Our study is not without limitations. First, although we attempted to control for the cervical exam between obese women undergoing elective induction of labor versus expectant management, the information on the simplified Bishop score was missing in a large number of women across all groups of gestational ages. It is possible that more women with a simplified Bishop score >4 underwent induction of labor. Moreover, only admission Bishop score was available for the analysis and we did not have the information regarding the Bishop score in the outpatient settings, at the time of the decision making regarding continuing expectant management or scheduling elective induction. Second, although this was a large cohort, the perinatal deaths were too small to assess whether induction of labor in obese women can reduce this devastating adverse birth outcome. In addition, we would like to acknowledge that the sample size in the 40^th and 41^st week groups was too small to assess most of maternal morbidity and some neonatal morbidity outcomeFinally, it is possible that with larger sample size during those weeks, the association between elective induction of labor and cesarean delivery would have reached statistical significance. Third, this was a retrospective analysis and it cannot conclude whether a policy of elective labor induction among obese women would result in the same outcomes. While we did perform adjustments for potential confounding factors, we cannot eliminate the potential concern for selection bias related to the managing physician rationale for the decision of induction of labor versus expectant management. The strengths of our study are that we included all classes of obesity. We also collected information on the indications for cesarean delivery, which were not reported in previous studies. This information is important when comparing rates of cesarean delivery in order to assess for information bias since providers may perform an elective cesarean delivery in obese women. We limited the gestational age of our cohort to ≥ 39 weeks, thus making the results more applicable to the contemporary obstetric recommendations and practices of elective labor induction. Lastly, we stratified the analysis by parity and chose the appropriate comparison group of expectant management and not spontaneous labor in a similar population.

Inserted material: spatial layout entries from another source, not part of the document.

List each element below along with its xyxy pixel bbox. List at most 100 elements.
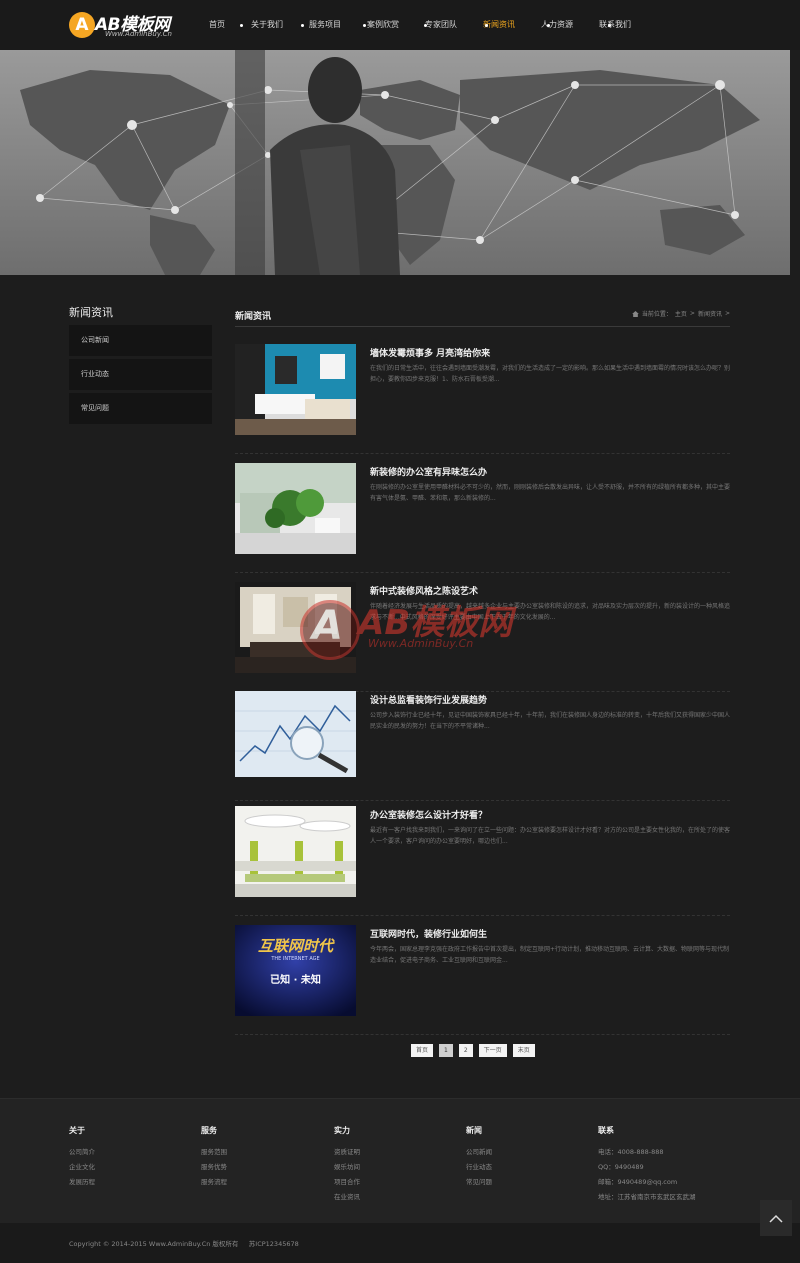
thumb-tagline: 已知 · 未知 <box>270 975 321 986</box>
nav-separator-dot <box>301 24 304 27</box>
thumb-subheadline: THE INTERNET AGE <box>271 956 320 962</box>
footer-link[interactable]: 资质证明 <box>334 1145 360 1160</box>
news-item: 办公室装修怎么设计才好看？ 最近有一客户找我来到我们，一来询问了在立一些问题：办… <box>235 806 730 916</box>
sidebar-menu: 公司新闻 行业动态 常见问题 <box>69 325 212 427</box>
news-title[interactable]: 互联网时代，装修行业如何生 <box>370 927 487 940</box>
world-map-image <box>0 50 790 275</box>
footer-link[interactable]: 公司新闻 <box>466 1145 492 1160</box>
pagination: 首页 1 2 下一页 末页 <box>411 1044 535 1057</box>
icp-number[interactable]: 苏ICP12345678 <box>249 1240 299 1248</box>
footer-col-contact: 联系 电话：4008-888-888 QQ：9490489 邮箱：9490489… <box>598 1125 696 1205</box>
footer-link[interactable]: 发展历程 <box>69 1175 95 1190</box>
footer-link[interactable]: 行业动态 <box>466 1160 492 1175</box>
breadcrumb-tail: > <box>724 310 730 317</box>
footer-heading: 关于 <box>69 1126 85 1135</box>
nav-separator-dot <box>547 24 550 27</box>
news-summary: 在我们的日常生活中，往往会遇到墙面受潮发霉，对我们的生活造成了一定的影响。那么如… <box>370 365 731 383</box>
footer-link[interactable]: 在业资讯 <box>334 1190 360 1205</box>
nav-item-hr[interactable]: 人力资源 <box>528 0 586 50</box>
sidebar-title: 新闻资讯 <box>69 306 113 319</box>
nav-item-contact[interactable]: 联系我们 <box>586 0 644 50</box>
footer-address: 地址：江苏省南京市玄武区玄武湖 <box>598 1193 696 1201</box>
site-logo[interactable]: A AB模板网 Www.AdminBuy.Cn <box>69 10 189 42</box>
footer-heading: 联系 <box>598 1126 614 1135</box>
pagination-page-1[interactable]: 1 <box>439 1044 453 1057</box>
news-title[interactable]: 办公室装修怎么设计才好看？ <box>370 808 487 821</box>
nav-separator-dot <box>608 24 611 27</box>
chevron-up-icon <box>769 1214 783 1223</box>
breadcrumb: 当前位置： 主页 > 新闻资讯 > <box>632 309 730 318</box>
news-title[interactable]: 新装修的办公室有异味怎么办 <box>370 465 487 478</box>
footer-qq: QQ：9490489 <box>598 1163 644 1171</box>
footer-link[interactable]: 公司简介 <box>69 1145 95 1160</box>
footer-heading: 实力 <box>334 1126 350 1135</box>
footer-link[interactable]: 娱乐坊间 <box>334 1160 360 1175</box>
news-thumbnail-office[interactable] <box>235 806 356 897</box>
breadcrumb-home[interactable]: 主页 <box>675 309 687 318</box>
nav-separator-dot <box>240 24 243 27</box>
news-title[interactable]: 设计总监看装饰行业发展趋势 <box>370 693 487 706</box>
news-thumbnail-internet-age[interactable]: 互联网时代 THE INTERNET AGE 已知 · 未知 <box>235 925 356 1016</box>
breadcrumb-sep: > <box>689 310 695 317</box>
page-title: 新闻资讯 <box>235 312 272 322</box>
watermark-letter: A <box>312 603 343 649</box>
site-footer: 关于 公司简介 企业文化 发展历程 服务 服务范围 服务优势 服务流程 实力 资… <box>0 1098 800 1223</box>
pagination-first[interactable]: 首页 <box>411 1044 434 1057</box>
nav-item-home[interactable]: 首页 <box>196 0 238 50</box>
sidebar-item-industry[interactable]: 行业动态 <box>69 359 212 390</box>
site-header: A AB模板网 Www.AdminBuy.Cn 首页 关于我们 服务项目 案例欣… <box>0 0 800 50</box>
news-item: 墙体发霉烦事多 月亮湾给你来 在我们的日常生活中，往往会遇到墙面受潮发霉，对我们… <box>235 344 730 454</box>
footer-heading: 服务 <box>201 1126 217 1135</box>
news-thumbnail-plants[interactable] <box>235 463 356 554</box>
sidebar-item-faq[interactable]: 常见问题 <box>69 393 212 424</box>
nav-separator-dot <box>485 24 488 27</box>
copyright-text: Copyright © 2014-2015 Www.AdminBuy.Cn 版权… <box>69 1238 299 1248</box>
footer-link[interactable]: 常见问题 <box>466 1175 492 1190</box>
pagination-page-2[interactable]: 2 <box>458 1044 473 1057</box>
footer-link[interactable]: 服务流程 <box>201 1175 227 1190</box>
copyright-bar: Copyright © 2014-2015 Www.AdminBuy.Cn 版权… <box>0 1223 800 1263</box>
home-icon <box>632 310 639 317</box>
news-summary: 最近有一客户找我来到我们，一来询问了在立一些问题：办公室装修要怎样设计才好看？对… <box>370 827 731 845</box>
footer-email[interactable]: 邮箱：9490489@qq.com <box>598 1175 696 1190</box>
breadcrumb-current[interactable]: 新闻资讯 <box>698 309 722 318</box>
logo-subtext: Www.AdminBuy.Cn <box>105 30 172 38</box>
footer-link[interactable]: 企业文化 <box>69 1160 95 1175</box>
news-item: 新装修的办公室有异味怎么办 在刚装修的办公室里使用甲醛材料必不可少的，然而，刚刚… <box>235 463 730 573</box>
nav-item-news[interactable]: 新闻资讯 <box>470 0 528 50</box>
back-to-top-button[interactable] <box>760 1200 792 1236</box>
footer-heading: 新闻 <box>466 1126 482 1135</box>
watermark-logo: A AB模板网 Www.AdminBuy.Cn <box>300 595 515 665</box>
pagination-next[interactable]: 下一页 <box>478 1044 507 1057</box>
nav-separator-dot <box>363 24 366 27</box>
sidebar-item-company-news[interactable]: 公司新闻 <box>69 325 212 356</box>
pagination-last[interactable]: 末页 <box>512 1044 535 1057</box>
footer-phone: 电话：4008-888-888 <box>598 1148 664 1156</box>
footer-col-news: 新闻 公司新闻 行业动态 常见问题 <box>466 1125 492 1190</box>
footer-col-about: 关于 公司简介 企业文化 发展历程 <box>69 1125 95 1190</box>
nav-item-team[interactable]: 专家团队 <box>412 0 470 50</box>
news-item: 互联网时代 THE INTERNET AGE 已知 · 未知 互联网时代，装修行… <box>235 925 730 1035</box>
breadcrumb-prefix: 当前位置： <box>641 311 672 318</box>
nav-item-about[interactable]: 关于我们 <box>238 0 296 50</box>
news-thumbnail-trend-chart[interactable] <box>235 691 356 782</box>
logo-mark: A <box>69 12 95 38</box>
title-divider <box>235 326 730 327</box>
footer-link[interactable]: 服务优势 <box>201 1160 227 1175</box>
footer-link[interactable]: 项目合作 <box>334 1175 360 1190</box>
footer-col-strength: 实力 资质证明 娱乐坊间 项目合作 在业资讯 <box>334 1125 360 1205</box>
nav-item-services[interactable]: 服务项目 <box>296 0 354 50</box>
hero-banner <box>0 50 790 275</box>
news-thumbnail-bedroom[interactable] <box>235 344 356 435</box>
news-summary: 公司步入装饰行业已经十年，见证中国装饰家具已经十年，十年前，我们在装修国人身边的… <box>370 712 731 730</box>
news-title[interactable]: 墙体发霉烦事多 月亮湾给你来 <box>370 346 490 359</box>
thumb-headline: 互联网时代 <box>257 937 333 955</box>
nav-separator-dot <box>424 24 427 27</box>
copyright: Copyright © 2014-2015 Www.AdminBuy.Cn 版权… <box>69 1240 239 1248</box>
news-item: 设计总监看装饰行业发展趋势 公司步入装饰行业已经十年，见证中国装饰家具已经十年，… <box>235 691 730 801</box>
news-summary: 在刚装修的办公室里使用甲醛材料必不可少的，然而，刚刚装修后会散发出异味，让人受不… <box>370 484 731 502</box>
watermark-url: Www.AdminBuy.Cn <box>368 637 474 650</box>
footer-col-services: 服务 服务范围 服务优势 服务流程 <box>201 1125 227 1190</box>
news-summary: 今年两会，国家总理李克强在政府工作报告中首次提出，制定互联网+行动计划，推动移动… <box>370 946 730 964</box>
footer-link[interactable]: 服务范围 <box>201 1145 227 1160</box>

In conclusion, we found that elective induction of labor during the 39^th week in nulliparous and parous obese women was associated with decreased cesarean delivery. This association did not persist when elective induction of labor was conducted during the 40^th and 41^st weeks. We recommend incorporating our findings in the counseling and the decision-making process on timing of delivery in this obstetric population.